- Since the start of the Iran conflict in mid-February, crude oil prices have surged approximately 36% while Bitcoin (BTC) has gained only about 3%.
- Oil traders quickly priced in an imminent war and supply disruption, with prices gapping up 11.5% when formal hostilities were announced, while BTC showed minimal immediate reaction.
- During the conflict’s most volatile period, oil prices spiked 91.5% to nearly $120 per barrel before pulling back, whereas BTC’s trading range remained far more conservative.
As U.S. military forces moved toward Iran in mid-February, sophisticated commodity markets began pricing in a major conflict while Bitcoin initially held steady. Reports from open-source intelligence accounts documented historic U.S. Air Force deployments, causing oil to rally 7% in 48 hours while BTC barely budged.
Consequently, oil established itself as the primary asset reacting to geopolitical supply risks. When Operation Epic Fury was formally announced, BTC briefly panicked, dropping 3.8% within 30 minutes.

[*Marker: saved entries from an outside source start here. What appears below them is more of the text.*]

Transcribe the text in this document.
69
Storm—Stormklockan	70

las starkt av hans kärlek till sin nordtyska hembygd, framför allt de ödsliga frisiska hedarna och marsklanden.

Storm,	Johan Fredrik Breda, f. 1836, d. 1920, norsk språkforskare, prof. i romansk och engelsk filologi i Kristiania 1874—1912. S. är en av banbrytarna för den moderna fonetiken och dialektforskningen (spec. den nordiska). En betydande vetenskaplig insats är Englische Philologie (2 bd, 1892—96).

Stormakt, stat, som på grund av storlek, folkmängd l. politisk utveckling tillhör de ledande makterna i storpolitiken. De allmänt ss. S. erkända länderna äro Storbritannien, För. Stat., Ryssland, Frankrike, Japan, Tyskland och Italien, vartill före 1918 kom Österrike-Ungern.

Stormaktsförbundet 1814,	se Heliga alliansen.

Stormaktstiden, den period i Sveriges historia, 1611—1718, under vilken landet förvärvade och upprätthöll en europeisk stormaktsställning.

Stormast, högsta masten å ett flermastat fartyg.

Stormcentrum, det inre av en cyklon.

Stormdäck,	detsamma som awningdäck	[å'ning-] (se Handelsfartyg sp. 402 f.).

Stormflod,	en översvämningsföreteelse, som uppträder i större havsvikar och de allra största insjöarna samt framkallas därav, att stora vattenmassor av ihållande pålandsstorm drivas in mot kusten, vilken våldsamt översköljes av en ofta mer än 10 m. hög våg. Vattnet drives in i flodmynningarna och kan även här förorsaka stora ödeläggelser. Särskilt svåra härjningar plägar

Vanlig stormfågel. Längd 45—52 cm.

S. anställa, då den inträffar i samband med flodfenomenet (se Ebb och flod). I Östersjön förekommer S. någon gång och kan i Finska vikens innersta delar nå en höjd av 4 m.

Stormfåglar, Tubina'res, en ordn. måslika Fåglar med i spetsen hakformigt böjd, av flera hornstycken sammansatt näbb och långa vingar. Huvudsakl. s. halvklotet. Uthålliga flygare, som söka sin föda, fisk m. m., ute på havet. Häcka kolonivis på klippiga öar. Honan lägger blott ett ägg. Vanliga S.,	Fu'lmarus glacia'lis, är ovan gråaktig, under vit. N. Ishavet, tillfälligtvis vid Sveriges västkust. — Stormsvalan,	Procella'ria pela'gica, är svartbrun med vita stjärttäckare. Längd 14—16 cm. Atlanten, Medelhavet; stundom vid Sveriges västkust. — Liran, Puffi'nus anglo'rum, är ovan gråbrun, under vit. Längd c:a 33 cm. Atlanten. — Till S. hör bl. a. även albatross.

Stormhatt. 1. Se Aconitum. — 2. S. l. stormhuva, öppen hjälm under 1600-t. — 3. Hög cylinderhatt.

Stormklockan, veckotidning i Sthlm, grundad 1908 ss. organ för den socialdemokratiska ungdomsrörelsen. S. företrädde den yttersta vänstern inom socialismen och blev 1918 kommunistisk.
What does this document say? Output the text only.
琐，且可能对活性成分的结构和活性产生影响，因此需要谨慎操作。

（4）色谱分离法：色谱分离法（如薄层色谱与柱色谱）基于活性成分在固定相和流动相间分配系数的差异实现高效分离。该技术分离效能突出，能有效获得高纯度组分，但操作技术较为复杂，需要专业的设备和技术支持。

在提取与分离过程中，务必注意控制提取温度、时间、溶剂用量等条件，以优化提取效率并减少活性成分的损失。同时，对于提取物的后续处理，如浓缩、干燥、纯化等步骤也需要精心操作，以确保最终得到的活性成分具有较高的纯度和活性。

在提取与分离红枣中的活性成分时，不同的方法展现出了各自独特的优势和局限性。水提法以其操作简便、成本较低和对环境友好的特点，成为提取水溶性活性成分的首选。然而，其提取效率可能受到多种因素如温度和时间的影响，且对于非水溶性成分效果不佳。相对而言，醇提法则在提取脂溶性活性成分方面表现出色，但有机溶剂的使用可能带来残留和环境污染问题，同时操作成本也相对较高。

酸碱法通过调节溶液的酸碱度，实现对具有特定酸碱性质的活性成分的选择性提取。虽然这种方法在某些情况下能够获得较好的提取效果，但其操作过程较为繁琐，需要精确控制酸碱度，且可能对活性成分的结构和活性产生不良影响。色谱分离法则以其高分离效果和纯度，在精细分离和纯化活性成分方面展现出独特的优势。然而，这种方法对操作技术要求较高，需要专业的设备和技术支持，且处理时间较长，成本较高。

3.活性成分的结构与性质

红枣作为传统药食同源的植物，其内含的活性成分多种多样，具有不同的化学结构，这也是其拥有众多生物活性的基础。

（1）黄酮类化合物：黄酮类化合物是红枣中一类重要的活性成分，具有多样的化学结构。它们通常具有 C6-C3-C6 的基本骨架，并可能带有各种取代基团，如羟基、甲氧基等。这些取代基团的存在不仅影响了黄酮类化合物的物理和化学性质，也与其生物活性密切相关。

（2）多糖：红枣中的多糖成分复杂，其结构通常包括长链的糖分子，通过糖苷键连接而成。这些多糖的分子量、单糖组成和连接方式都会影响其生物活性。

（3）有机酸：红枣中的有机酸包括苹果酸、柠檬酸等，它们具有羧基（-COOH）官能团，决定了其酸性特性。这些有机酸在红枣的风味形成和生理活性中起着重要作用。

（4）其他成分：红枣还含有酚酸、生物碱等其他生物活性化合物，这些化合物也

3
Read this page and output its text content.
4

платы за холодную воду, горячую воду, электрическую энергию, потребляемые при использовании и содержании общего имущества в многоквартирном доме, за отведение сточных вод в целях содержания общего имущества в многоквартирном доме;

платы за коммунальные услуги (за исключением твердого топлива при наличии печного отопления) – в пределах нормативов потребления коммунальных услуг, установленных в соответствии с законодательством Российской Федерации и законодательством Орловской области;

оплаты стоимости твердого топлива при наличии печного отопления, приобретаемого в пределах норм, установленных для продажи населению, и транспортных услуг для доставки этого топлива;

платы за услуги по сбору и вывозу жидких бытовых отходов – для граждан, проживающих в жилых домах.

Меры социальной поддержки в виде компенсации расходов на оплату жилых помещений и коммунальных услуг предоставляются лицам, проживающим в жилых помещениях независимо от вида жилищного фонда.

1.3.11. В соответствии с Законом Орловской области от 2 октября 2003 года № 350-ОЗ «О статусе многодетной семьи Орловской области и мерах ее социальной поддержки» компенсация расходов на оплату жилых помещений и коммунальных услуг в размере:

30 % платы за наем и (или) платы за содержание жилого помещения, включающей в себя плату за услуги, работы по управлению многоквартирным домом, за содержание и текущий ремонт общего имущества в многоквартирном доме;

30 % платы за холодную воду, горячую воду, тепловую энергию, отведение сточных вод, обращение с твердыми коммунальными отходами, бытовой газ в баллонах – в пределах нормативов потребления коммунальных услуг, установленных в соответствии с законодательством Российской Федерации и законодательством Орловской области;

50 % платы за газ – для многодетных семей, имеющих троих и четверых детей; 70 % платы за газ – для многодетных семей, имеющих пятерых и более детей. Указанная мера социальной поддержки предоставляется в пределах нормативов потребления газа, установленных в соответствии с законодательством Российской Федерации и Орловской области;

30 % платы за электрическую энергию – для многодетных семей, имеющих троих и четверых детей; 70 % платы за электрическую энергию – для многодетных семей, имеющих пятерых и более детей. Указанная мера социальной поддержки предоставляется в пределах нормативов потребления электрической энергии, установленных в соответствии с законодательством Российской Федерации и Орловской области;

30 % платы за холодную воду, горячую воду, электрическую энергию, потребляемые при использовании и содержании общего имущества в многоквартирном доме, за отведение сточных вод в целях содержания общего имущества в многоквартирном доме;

Oil, however, surged decisively when markets reopened.
The war’s escalation sharply impacted global energy flows, sending oil prices skyrocketing. Data shows crude gapped up 11.5% and later peaked with a 91.5% total gain as Gulf production fell dramatically.
Meanwhile, BTC absorbed headline volatility but largely shrugged off the conflict’s direct economic impacts. Its peak gain was a modest 9.2%, and it quickly recovered its mild pre-war losses.
However, comments from Donald Trump suggesting a swift resolution contributed to oil pulling back 29% from its peak. BTC held near its starting price throughout the three-week period.
Ultimately, one asset reacted to a global supply shock while the other served as a relatively stable hold. Traders seeking leveraged exposure to war headlines found it in oil markets, not in the trillion-dollar crypto asset.